Last week at home, I was installing a new Windows Server 2003 R2 beta server configured with single virtual SCSI hard disk under Virtual Server 2005 SP1 beta. This was on my "big" laptop which physically has an IDE disk (don't they all though?). I was getting really frustrated by the length of time it took to install - just under 6 hours at 100% CPU throughout. At least I didn't need the heating on that day.

At the time, I hadn't even thought about using the SCSI Shunt Driver floppy which is introduced by Virtual Server 2005 SP1, as my understanding was, as per Ben's blog entry last week, that it generally only made a difference to users who had physical SCSI hard disks in the host.

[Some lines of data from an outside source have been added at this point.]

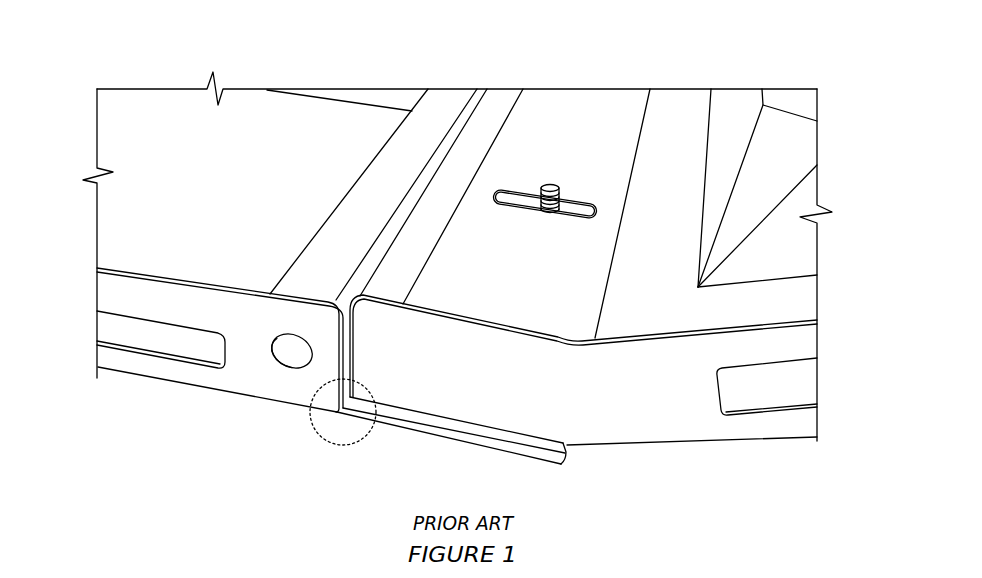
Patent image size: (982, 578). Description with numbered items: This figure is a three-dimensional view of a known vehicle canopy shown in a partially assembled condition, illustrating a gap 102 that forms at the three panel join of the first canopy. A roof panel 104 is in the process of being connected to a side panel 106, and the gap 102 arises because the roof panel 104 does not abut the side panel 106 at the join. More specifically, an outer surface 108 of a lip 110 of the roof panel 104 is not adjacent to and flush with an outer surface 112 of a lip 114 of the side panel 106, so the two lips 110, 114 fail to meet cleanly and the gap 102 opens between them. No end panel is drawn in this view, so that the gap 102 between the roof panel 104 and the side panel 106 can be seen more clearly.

The gap 102 is at (327, 438).
The roof panel 104 is at (301, 179).
The side panel 106 is at (757, 193).
The outer surface 108 is at (263, 370).
The lip 110 is at (150, 303).
The outer surface 112 is at (452, 405).
The lip 114 is at (770, 345).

To find out the difference the SCSI Shunt Driver floppy made, I repeated the installation once more but using the driver floppy using F6 during the text mode install portion. The difference was staggering: 6 hours down to 55 minutes including patching, anti-virusing, defragmenting, pre-compacting, compacting and the installation of VM additions. I was just astonished. That probably means the actual install was more like 40 minutes. Of course, I can't guarantee that you'll necessarily see quite that much difference, but it has to be worth a try next time you're installing a VM.

Comments (1)

  1. Mi9 says:

    An unattended installation of Windows Server 2003 Standard Edition using Microsoft ADS and the SCSI Shuntdrivers takes about 35 minutes.